Die nächsten Tage wurde es immer schlimmer. Besonders schlimm war es, nach einer Diskussion über Selbstjustiz mit meinem Bruder. Ich dachte Sachen die ich nicht denken wollte. Ich beschloss der Sache auf den Grund zu gehen und meinem Bruder nachzugehen. Oder, der Hülle in der etwas steckte, was sich mein Bruder nannte. Mein Bruder ginng in einen Raum in dem ein riesiger Computer stand. Er unterhielt sich mit einer Person die ich noch nie zuvor gesehen hatte. "Wie lange dauert es noch, bis WIR für ihn das Handeln übernehmen können?" "Schätzungsweise noch zwei höchstens drei Tage.

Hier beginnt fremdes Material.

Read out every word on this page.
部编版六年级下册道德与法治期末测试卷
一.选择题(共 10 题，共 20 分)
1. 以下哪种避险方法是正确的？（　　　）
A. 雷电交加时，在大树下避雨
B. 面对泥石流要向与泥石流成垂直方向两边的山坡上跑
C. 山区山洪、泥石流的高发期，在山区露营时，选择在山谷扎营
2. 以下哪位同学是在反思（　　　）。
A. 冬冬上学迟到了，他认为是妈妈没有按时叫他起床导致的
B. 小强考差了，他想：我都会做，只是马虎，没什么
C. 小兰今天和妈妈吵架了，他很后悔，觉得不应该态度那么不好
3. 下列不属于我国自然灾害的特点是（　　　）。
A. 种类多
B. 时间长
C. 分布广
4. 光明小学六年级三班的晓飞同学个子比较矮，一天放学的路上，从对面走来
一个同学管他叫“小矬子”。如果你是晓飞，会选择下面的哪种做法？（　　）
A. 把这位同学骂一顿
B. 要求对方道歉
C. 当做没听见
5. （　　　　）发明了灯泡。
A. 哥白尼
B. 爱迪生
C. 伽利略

Er hat einen starken Willen." "Wie kann das sein? Die Bekehrung geht doch sonst nur eine Woche." " Euer Bruder macht da nunmal eine Ausnahme. Er will sich nicht bekehren lassen." Da öffnete sich plötzlich die Türe und mein Bruder stand vor mir. Er sagte mit einer eiskalten Stimme: "Du hast richtig gehört. Bald wirst du aus dieser Welt verschwunden sein. Dein Widerwille hat dir dies beschert." Ich drehte mich um und lief weg. Aber wohin? Wohin sollte ich laufen? Die Frage stellte sich gar nicht erst, da plötzlich zwei Wachen vor mir standen und mich aufhielten." Jetzt war es um mich geschehen. Dessen war ich mir nun sicher. Ich wurde in mein Zimmer gebracht. Nur war es nicht länger mein Zimmer, sondern vielmehr ein goldenes Gefängnis. Zwei Tage wurde ich festgehalten. Dann kam mein Bruder herein und fragte, ob ich meine Lektion gelernt habe. Ich antwortete: "ja Herr" und verbeugte mich. Ich konnte nichts dagegen tun. Es war wie ein Zwang von innen. Wieder war da diese Leere, die ich jedesmal empfand wenn ich etwas gegen meinen Willen tat. Ich hätte heulen können, wenn ich ich es zugelassen hätte. Aber es war zwecklos. Er führte mich zu dem Computer an dem sich das Gespräch abgespielt hatte und erklärte mir mit einem schämischen Grinsen im Gesicht die Funktionen. Er wusste also nicht, dass ich mir über den Nutzen der Maschine schon im Klaren war. Ich hörte ihm aber widerwillig zu und nickte manchmal sogar dazu. Ich wusste nur eines: All diese Leute wurden auf Grund dieser Maschine hier zum Gehorsam gezwungen und ihrer Freiheit beraubt. Sollte es mir auch so gehen? Plötzlich empfand ich einen solchen Hass auf meinen eigenen Bruder, dass ich ausrastete und auf ihn losging. Ich schlug in blinder Wut auf ihn ein und heulte dabei schrecklich.
Das muss etwas in ihm gelöst haben. Er stieß mich weg, stand auf und schaltete den Computer aus. Ich lag auf dem Boden und spürte wie sich auch in mir etwas löste. Ich war frei. Meine Gedanken wurden endlich wieder von mir gesteuert. Ich war so unglaublich erleichtert, dass er sich doch noch gefangen hatte. Auch die Wachen ließen von mir ab.
Mein Bruder entschuldigte sich öffentlich bei ihnen. Durch ein Portaltor verließen wir für immer Alpha Zwo. Unsere Eltern glaubten uns zwar kein Wort davon aber sie wollten uns trotzdem nnie wieder aus den Augen lassen.
So hatte doch alles ein gutes Ende genommen.